The specific aims of this proposal are: (1) To determine the mechanisms that initiate Rad18-dependent TLS of bulky DNA adducts. (2) To determine the TLS-independent mechanism(s) of Rad18-mediated DSB repair. (3) To elucidate roles of Rad18 in genome maintenance and tumor suppression in vivo.
For Aim 1, Rad18 phosphorylation and its phosphorylation-dependent regulation of TLS proteins will be studied in vitro and in cultured cells.
Aim 2 will examine the Rad18 E3 ligase-dependence of biochemical signaling pathways involved in DSB sensing and repair.
In Aim 3, mice harboring mutant rad18 alleles will be generated and used to distinguish various effector pathways of Rad18 in genome maintenance and tumorigenesis in vivo.

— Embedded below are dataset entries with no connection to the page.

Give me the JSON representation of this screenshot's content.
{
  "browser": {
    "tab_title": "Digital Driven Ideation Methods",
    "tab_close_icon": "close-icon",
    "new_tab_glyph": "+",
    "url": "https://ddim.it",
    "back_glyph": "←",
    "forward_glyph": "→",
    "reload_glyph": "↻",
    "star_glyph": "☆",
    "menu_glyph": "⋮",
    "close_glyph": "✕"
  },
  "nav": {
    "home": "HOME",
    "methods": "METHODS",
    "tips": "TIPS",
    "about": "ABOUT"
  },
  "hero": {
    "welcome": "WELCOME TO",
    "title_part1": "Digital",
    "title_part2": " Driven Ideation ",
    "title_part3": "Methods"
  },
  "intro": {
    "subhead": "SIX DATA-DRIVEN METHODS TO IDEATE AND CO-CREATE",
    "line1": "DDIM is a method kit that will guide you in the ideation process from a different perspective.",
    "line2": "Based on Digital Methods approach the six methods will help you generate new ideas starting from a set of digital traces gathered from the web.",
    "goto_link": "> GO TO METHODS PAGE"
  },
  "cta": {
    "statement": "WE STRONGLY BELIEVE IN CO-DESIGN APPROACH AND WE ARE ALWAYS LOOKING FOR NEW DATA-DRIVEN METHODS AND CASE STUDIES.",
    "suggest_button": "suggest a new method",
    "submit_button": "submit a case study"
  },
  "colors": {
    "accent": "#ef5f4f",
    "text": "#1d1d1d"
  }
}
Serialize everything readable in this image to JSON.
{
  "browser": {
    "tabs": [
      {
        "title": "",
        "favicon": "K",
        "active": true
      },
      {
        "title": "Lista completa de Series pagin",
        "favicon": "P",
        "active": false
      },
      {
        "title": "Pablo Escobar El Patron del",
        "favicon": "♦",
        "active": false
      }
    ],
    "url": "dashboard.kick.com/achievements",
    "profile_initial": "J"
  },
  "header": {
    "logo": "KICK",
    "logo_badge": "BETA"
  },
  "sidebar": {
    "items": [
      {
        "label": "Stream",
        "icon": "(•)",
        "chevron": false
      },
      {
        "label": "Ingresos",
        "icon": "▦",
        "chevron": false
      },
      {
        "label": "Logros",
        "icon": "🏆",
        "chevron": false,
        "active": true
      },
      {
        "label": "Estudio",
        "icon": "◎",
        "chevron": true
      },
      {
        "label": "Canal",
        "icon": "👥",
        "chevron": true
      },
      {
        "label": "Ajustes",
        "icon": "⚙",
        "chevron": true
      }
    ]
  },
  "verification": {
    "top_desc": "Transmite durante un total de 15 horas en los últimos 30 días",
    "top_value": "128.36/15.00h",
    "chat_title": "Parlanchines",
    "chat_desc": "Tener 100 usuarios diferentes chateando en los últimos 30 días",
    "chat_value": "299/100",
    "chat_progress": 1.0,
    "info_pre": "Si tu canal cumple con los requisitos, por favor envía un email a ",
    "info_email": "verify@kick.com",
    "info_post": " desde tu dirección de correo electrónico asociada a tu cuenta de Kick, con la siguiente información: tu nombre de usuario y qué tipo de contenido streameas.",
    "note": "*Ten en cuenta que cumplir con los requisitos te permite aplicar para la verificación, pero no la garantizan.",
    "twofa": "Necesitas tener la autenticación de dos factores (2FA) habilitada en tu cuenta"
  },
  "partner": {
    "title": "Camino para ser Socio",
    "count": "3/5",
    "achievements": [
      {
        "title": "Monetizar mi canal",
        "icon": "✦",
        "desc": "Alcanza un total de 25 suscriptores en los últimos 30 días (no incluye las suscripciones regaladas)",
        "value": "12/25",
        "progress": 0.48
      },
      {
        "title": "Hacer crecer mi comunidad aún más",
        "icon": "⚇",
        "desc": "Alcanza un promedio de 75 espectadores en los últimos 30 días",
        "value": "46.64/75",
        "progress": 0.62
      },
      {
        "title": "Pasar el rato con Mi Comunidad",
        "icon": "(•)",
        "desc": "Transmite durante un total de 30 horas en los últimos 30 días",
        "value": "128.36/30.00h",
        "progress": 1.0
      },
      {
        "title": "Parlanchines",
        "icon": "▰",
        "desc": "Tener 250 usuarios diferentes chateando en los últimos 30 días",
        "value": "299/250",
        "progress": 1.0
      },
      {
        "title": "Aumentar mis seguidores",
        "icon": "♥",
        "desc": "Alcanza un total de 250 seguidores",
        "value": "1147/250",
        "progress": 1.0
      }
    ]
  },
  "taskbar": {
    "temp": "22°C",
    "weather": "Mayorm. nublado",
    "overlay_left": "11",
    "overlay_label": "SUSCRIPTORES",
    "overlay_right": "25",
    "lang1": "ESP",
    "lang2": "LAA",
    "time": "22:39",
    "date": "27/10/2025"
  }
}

The proposed ideas and research are innovative because they represent a departure from existing paradigms, and seek to provide new paradigms where none exist: Phosphorylation-based regulation of Rad18 is novel and, contrary to existing paradigms, indicates that initiation of Rad18-mediated DNA repair is intimately connected with both checkpoint signaling and cell cycle. The idea that Rad18 has new substrates that are involved in DSB signaling is innovative. The proposed mouse studies are innovative because they will test in vivo roles of Rad18 in genome maintenance for the first time. The proposed work is significant because it will provide new paradigms for Rad18-mediated genome maintenance and tumor suppression that are relevant to human environmental exposures. Moreover, because TLS and DSB repair often confer resistance to chemotherapy and radiotherapy in cancer cells, a deeper understanding of events that activate Rad18-dependent repair could identify druggable targets (e.g. Rad18 or its activating kinases) whose inhibition enhances the efficacy of existing cancer therapies.
The proposed research is relevant to public health because understanding mechanisms of DNA repair will further our understanding of the mechanism and etiology of environmentally-induced cancers, may allow early identification of individuals with cancer propensity, and will likely identify druggable targets whose inhibition will allow better killing of tumor cells by chemotherapies and radiation. The proposed research is relevant to the part of NIH's mission that pertains to developing fundamental knowledge that will help reduce and treat cancer.